RAPID RECOVERY FROM COGNITIVE DEFICITS IN ABSTINENT ALCOHOLICS: A CONTROLLED TEST–RETEST STUDY

Karl Mann*, Arthur Günther, Friedhelm Stetter and Klaus Ackermann

University of Tübingen, Department of Psychiatry, Addiction Research Centre, Osianderstrasse 24, 72076 Tübingen, Germany

Received 15 June 1998; first review notified 13 November 1998; accepted 16 November 1998

The pattern of cognitive deficits and their time-dependent recovery were investigated in a cohort of 49 male alcohol-dependent patients using a repeated measurement design with 49 healthy male controls matched for age, education, and marital status. We combined parts of the Halstead Reitan Battery and the Wechsler Memory Scale with tests that are widely used in German-speaking countries. Patients were tested in the first week (T1) and 5 weeks later (T2) at the end of the in-patient treatment programme. Matched controls were tested also at T1 and T2, which enabled us to take learning effects into account. At T1, the patients showed distinct cognitive deficits on 5 of 12 neuropsychological parameters (perceptual-motor speed, verbal short-term memory, verbal knowledge, non-verbal reasoning, spatial imagination).
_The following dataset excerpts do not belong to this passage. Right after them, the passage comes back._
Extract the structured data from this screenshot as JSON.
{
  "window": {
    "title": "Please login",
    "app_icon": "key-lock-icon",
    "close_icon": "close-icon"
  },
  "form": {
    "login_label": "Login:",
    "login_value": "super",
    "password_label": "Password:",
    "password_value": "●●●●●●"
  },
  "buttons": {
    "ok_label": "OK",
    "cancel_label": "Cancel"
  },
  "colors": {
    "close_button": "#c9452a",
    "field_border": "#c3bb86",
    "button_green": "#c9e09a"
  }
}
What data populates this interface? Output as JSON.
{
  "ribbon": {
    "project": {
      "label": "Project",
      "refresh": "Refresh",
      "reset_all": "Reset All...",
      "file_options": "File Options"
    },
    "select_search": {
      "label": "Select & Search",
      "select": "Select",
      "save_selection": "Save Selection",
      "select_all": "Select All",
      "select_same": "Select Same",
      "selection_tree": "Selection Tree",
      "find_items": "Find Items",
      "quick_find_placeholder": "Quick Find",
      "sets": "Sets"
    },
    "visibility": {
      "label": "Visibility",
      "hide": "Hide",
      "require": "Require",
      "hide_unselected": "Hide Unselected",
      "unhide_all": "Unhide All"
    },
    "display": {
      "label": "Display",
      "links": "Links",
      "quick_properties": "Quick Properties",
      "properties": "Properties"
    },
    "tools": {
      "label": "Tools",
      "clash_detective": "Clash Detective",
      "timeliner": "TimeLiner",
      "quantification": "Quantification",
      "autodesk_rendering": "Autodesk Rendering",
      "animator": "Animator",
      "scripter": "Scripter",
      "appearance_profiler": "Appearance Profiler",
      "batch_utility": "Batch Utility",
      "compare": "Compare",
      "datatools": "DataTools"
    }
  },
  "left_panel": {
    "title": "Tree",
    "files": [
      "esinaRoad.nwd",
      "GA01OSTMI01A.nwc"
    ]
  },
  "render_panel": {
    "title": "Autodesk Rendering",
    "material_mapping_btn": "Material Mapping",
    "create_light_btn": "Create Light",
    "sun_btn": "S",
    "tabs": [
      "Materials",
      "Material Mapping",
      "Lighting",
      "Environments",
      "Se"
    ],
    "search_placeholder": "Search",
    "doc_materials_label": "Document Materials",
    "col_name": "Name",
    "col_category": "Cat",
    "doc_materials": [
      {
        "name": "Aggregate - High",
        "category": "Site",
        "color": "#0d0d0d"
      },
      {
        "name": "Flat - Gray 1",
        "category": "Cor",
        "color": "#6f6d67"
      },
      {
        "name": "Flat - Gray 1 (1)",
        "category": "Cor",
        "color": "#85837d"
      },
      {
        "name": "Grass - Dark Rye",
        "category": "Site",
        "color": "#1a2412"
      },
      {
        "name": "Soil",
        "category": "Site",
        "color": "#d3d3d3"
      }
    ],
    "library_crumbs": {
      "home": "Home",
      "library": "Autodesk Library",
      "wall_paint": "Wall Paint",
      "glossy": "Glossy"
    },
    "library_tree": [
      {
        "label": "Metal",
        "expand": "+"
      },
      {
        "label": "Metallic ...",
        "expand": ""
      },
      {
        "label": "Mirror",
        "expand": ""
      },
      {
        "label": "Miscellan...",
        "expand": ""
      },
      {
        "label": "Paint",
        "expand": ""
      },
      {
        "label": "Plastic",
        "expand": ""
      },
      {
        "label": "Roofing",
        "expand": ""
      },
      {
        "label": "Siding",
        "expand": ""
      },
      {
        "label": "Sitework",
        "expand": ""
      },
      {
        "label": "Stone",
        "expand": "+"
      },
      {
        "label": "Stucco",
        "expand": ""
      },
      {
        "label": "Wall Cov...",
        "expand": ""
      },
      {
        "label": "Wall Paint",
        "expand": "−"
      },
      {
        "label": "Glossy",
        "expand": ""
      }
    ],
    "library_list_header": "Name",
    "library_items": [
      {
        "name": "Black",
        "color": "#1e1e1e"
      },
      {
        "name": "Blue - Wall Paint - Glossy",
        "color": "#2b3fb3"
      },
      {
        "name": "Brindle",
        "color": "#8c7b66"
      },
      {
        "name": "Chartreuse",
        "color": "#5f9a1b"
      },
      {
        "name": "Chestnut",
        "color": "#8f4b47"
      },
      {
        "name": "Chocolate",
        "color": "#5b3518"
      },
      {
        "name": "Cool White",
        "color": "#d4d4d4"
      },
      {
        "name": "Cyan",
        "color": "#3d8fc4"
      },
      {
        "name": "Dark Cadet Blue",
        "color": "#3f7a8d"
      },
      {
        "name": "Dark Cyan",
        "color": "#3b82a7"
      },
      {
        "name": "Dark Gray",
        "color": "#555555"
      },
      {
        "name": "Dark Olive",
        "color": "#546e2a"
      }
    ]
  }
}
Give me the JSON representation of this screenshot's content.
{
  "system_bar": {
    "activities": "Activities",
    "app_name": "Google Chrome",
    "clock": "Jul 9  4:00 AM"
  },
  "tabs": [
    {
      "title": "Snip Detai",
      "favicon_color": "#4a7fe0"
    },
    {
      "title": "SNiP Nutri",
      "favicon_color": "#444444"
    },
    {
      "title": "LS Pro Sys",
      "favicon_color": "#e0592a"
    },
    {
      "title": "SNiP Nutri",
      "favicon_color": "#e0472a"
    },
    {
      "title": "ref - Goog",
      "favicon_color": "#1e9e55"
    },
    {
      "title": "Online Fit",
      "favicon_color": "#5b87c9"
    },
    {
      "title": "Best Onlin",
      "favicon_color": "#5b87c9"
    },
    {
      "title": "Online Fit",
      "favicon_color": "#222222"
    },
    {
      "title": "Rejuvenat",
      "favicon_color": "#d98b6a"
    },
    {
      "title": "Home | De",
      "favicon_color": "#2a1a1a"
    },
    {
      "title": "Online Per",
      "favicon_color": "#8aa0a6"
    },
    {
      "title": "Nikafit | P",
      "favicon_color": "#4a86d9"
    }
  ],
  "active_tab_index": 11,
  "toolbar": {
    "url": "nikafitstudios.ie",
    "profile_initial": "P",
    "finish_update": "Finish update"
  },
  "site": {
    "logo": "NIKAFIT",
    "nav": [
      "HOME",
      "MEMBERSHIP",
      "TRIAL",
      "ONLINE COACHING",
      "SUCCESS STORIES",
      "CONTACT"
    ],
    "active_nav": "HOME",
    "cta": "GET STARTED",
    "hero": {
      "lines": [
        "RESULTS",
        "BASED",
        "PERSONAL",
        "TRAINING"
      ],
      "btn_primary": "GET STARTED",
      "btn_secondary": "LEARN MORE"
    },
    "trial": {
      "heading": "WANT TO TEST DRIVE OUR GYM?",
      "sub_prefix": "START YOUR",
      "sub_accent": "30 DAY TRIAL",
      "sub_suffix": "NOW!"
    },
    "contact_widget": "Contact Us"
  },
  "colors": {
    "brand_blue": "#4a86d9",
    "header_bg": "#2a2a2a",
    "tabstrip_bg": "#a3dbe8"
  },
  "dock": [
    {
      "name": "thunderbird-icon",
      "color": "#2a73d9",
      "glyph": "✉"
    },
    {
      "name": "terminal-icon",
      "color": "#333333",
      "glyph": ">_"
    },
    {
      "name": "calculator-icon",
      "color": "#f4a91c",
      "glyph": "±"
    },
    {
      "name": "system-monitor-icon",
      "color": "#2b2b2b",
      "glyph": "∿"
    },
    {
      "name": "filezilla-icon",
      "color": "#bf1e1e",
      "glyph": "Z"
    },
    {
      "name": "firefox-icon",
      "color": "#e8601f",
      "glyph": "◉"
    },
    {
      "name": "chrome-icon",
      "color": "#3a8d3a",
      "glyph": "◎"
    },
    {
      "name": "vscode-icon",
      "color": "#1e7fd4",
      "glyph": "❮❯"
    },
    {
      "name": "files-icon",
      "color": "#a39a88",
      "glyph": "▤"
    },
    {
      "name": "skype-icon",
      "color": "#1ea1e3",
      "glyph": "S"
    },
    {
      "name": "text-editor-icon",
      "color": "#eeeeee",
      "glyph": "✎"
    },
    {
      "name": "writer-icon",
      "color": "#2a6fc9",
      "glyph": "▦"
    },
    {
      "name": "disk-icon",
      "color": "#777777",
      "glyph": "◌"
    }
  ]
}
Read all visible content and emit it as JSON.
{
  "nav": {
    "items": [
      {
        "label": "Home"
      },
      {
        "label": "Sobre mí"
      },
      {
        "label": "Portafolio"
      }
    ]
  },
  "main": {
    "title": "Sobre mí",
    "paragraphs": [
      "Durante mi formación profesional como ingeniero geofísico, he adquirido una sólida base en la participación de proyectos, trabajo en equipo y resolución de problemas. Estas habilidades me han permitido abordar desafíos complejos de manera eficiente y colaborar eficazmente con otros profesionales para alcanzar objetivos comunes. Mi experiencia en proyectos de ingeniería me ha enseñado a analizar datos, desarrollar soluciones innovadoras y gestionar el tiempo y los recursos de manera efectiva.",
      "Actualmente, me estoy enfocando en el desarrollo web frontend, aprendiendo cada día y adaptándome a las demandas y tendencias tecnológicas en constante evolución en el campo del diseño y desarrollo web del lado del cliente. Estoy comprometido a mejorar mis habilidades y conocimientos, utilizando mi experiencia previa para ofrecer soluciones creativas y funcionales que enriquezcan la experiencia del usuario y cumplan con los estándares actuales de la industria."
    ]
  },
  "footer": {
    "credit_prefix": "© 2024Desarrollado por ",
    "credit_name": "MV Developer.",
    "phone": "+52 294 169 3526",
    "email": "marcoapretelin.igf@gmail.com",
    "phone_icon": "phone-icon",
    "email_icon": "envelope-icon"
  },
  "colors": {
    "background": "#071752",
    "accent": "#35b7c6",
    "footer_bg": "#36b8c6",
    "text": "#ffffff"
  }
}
At T2, significant improvements had occurred in four of the five dysfunctional domains with a significant difference remaining in verbal short-term memory. Duration of dependency and length of abstinence prior to testing had no essential effects on neuropsychological functions. Our results provide evidence for the well-established fact that chronic alcoholism has detrimental effects on cognitive performance, but that performance improves with neuropsychological recovery which occurs rapidly within weeks when abstinence is maintained. Cognitive deficits seem to be similar across different studies and cultures.